The result is an AI that can learn new vision-language tasks with little or no additional training data. Models like Flamingo hold great promise to benefit society in practical ways. Flamingo’s abilities pave the way toward rich interactions with learned visual language models that can enable better interpretability and exciting new applications, like a visual assistant which helps people in everyday life.
Multimodal VLMs, such as CLIP, have proven successful at zero-shot learning; however, because such models only provide a score indicating the similarity between an image and a textual description, their range of tasks is limited. Other VLMs, such as DALL-E, can generate photo-realistic images from a description but do not generate language, and so cannot perform tasks such as visual question answering (VQA) or image captioning.
To support both single-frame images and video, the researchers incorporated a Perceiver model that generates a “small fixed number of visual tokens” for both images and videos. This improved the model’s scalability with input size. Finally, the team needed a large combined image-text training dataset. For this, the team scraped text and images from about 43 million web pages to create the MultiModal MassiveWeb (M3W) dataset, which contains 185M images and 182BG of text. Flamingo was trained on a combination of M3W and several other pre-existing image-text datasets.

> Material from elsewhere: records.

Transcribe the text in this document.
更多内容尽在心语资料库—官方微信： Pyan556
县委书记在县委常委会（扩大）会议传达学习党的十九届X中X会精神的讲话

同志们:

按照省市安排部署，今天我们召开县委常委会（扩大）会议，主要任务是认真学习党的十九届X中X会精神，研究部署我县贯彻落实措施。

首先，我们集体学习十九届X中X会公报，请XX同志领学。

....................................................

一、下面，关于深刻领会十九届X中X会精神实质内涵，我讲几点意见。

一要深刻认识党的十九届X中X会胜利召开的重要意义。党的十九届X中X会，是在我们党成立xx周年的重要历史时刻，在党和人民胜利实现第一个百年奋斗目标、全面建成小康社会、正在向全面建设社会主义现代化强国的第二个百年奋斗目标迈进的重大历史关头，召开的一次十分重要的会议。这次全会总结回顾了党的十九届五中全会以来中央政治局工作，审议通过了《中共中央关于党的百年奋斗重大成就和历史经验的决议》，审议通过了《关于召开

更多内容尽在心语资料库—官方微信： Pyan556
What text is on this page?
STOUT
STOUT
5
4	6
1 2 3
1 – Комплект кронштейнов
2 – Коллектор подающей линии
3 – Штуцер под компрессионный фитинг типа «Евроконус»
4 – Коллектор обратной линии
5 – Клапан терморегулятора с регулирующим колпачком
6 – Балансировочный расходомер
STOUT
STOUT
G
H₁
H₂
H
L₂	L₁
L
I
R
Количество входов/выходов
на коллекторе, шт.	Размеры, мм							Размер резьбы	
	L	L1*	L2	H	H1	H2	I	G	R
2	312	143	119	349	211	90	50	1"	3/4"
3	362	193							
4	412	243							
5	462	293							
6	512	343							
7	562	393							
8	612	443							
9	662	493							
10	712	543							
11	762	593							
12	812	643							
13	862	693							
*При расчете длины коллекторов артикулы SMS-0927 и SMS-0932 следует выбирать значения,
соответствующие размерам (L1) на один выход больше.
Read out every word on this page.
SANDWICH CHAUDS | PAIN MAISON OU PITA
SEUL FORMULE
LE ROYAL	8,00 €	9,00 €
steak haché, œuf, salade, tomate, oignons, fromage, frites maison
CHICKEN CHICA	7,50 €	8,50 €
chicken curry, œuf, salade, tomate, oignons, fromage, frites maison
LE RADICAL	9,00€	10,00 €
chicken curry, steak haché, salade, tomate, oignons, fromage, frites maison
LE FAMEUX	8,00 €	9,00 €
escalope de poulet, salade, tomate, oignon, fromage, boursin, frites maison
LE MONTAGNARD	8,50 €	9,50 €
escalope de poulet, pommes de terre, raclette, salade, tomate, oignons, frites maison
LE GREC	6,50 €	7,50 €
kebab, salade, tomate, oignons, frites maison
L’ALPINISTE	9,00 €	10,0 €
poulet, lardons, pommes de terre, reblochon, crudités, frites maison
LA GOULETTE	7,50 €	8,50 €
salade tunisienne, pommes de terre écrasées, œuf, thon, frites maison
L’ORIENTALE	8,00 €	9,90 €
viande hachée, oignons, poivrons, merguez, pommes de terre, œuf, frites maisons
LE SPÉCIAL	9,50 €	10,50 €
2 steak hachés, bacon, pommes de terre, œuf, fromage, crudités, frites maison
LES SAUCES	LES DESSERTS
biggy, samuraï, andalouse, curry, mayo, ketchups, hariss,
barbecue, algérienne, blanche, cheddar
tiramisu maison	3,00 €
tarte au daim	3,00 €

To evaluate Flamingo, DeepMind tested it on 16 multimodal benchmarks for various tasks, including visual dialogue, VQA, captioning, and image classification. In few-shot learning scenarios, Flamingo outperformed previous best results “by a large margin.” On six of the benchmarks, Flamingo outperformed state-of-the-art fine-tuned models without itself being fine-tuned; instead, Flamingo was used in a few-shot scenario and given only 32 samples, “around 1000 times less” than the fine-tuned models.